La città di Bergamo è la più colpita dall’epidemia da Coronavirus; si registra il più alto numero di morti.
I giornali riferiscono che il cimitero non può più contenere bare e neppure i forni crematori sono in grado di accogliere cadaveri per il necessario incenerimento. Ora si è giunti all’inevitabile decisione di spedire i morti in altre regioni di Italia, in Emilia-Romagna per esempio, proprio perché il numero è cresciuto a dismisura.

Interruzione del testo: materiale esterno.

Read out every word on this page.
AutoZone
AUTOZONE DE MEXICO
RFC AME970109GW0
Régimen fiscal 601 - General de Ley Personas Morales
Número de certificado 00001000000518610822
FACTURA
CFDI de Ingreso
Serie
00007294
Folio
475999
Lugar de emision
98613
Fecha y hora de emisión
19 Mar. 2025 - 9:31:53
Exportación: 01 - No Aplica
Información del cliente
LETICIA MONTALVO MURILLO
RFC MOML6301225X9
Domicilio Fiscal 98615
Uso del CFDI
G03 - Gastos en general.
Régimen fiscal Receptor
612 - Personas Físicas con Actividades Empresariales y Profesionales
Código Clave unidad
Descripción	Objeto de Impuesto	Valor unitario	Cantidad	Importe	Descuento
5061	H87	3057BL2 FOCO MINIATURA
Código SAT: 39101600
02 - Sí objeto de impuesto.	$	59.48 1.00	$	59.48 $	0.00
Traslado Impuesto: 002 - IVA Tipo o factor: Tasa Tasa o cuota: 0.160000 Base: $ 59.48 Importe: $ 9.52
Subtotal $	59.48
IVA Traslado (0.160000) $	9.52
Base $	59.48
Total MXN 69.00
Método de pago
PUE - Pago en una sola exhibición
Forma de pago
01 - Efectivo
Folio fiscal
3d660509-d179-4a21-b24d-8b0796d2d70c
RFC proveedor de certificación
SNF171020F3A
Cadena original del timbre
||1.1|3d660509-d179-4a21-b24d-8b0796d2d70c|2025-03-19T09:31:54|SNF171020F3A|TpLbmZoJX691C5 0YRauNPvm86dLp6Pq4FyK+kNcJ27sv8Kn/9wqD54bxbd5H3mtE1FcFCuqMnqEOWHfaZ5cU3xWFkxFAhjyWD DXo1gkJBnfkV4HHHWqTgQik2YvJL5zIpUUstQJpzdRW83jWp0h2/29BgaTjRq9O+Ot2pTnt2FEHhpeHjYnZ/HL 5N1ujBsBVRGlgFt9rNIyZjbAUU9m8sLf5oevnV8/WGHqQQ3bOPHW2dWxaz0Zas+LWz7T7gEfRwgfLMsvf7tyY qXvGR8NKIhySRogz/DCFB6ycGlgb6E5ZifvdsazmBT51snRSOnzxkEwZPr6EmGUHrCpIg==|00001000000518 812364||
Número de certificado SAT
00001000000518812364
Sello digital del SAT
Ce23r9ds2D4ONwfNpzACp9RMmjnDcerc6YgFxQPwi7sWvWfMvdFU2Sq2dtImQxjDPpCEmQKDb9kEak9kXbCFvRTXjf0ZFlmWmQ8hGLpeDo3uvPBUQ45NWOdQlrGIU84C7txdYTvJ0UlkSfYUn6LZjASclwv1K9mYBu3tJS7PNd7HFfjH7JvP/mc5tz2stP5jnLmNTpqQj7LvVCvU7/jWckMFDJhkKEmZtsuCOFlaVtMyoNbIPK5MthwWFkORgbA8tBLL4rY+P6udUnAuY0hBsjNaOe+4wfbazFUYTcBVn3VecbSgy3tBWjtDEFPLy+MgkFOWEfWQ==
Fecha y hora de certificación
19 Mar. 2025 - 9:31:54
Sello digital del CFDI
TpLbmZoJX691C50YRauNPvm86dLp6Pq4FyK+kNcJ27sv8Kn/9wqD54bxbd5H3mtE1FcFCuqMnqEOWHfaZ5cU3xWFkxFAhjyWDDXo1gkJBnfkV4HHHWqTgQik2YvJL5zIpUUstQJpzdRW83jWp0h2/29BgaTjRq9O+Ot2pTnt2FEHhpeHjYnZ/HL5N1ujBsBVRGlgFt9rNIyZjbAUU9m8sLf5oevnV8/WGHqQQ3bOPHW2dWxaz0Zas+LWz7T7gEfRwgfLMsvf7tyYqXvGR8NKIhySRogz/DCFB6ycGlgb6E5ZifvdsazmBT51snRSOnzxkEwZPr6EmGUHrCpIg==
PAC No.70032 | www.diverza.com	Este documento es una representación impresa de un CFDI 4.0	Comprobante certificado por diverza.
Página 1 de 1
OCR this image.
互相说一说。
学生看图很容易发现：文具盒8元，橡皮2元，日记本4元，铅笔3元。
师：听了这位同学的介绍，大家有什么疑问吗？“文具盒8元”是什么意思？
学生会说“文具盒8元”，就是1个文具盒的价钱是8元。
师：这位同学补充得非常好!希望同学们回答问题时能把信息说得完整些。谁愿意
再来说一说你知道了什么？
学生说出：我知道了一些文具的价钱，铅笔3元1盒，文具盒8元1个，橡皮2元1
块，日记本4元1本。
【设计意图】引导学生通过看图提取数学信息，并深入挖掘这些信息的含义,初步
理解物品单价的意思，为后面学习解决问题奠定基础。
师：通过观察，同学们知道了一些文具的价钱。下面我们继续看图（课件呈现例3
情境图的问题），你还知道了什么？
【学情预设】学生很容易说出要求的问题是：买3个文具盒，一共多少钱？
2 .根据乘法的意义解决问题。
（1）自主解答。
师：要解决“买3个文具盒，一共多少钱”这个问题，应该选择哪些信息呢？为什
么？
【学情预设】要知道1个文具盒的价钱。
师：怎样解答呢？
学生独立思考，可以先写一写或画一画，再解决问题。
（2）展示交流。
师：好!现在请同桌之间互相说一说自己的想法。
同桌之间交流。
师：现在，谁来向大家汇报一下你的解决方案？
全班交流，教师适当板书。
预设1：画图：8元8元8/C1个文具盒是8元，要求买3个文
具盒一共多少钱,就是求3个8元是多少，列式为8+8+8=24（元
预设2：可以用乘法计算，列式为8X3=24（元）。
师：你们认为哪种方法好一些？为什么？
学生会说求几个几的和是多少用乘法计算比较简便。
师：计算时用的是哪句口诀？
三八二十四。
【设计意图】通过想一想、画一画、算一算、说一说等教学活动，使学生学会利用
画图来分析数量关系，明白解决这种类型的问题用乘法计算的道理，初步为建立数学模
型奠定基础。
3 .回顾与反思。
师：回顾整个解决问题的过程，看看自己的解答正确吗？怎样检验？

L’emergenza si riflette anche nell’ospedale Papa Giovanni XXIII, ormai saturo e non più in grado di allestire posti letto.
Bergamo è come Orano, il paese algerino dove Albert Camus aveva ambientato il romanzo “La Peste”. Come ad Orano c’è desolazione, isolamento, alienazione, perché si sono consumate troppe lacrime, si è essiccato il dolore, la pietà e la misericordia di Dio hanno dimenticato questa città, come se si fosse scatenato un flagello incontrollato e misterioso contro tutto e tutti.
La peste, ricorda Camus in quella cronaca, semina il terrore e fa venir meno ogni possibile legame, lo rompe, lo recide, lo taglia, perché si ha solo la forza dell’autodifesa dell’istinto di auto conservazione .Tutelare solo se stessi e basta.
Mentre in altri paesi di Italia si canta e si balla sui balconi, a Bergamo si piangono morti tutti i giorni.

Un raffinato giornalista de “La Stampa” di Torino, Domenico Quirico, chiede una riflessione muta.

Vedo appesi a balconi e finestre cartelli con la scritta perentoria «tutto andrà bene», addobbata spesso di soli sfavillanti e fiori variopinti; disegnati, mi sembra, dalla mano di bambini, un espediente per interrompere la noia delle giornate chiusi in casa…Provo fastidio, sì, il fastidio che nasce da ciò che è inopportuno, da un annaspare impudico. E so di non essere il solo. Questi riti di riscossa collettiva che la tragedia ha innescato erano, forse, accettabili nei primi giorni, quando ci sfuggivano i contorni numerici del disastro, intendo non economico ma umano. Ebbene: lo ripeto, sommessamente, e credo non essere il solo. Quando vedo e ascolto tutto questo il dolore,come un cane feroce, salta fuori dal buio e mi azzanna. Adesso ci sono i morti, migliaia di morti, è terribile.
No. Non è andato tutto bene…Prima di uscir sul balcone a cantare «azzurro» o «volare» bisognerebbe pensare a luoghi come Bergamo. Lo fareste, lì? Avreste il coraggio di farlo, lì? Bisognerebbe pensare un attimo al volto dei morti. Dove viene cancellato via tutto, sorrisi ,tristezza malizia ,afflizione. Tutto è spazzato via. Voi state cantando e intanto altri cadaveri vengono portati via dagli ospedali che scoppiano, avviati verso cimiteri trasformati non più in luoghi di lutto,ma in camere di distruzione. I morti ce li portiamo in noi. Basta chiudere gli occhi per sentirne il respiro sul collo”.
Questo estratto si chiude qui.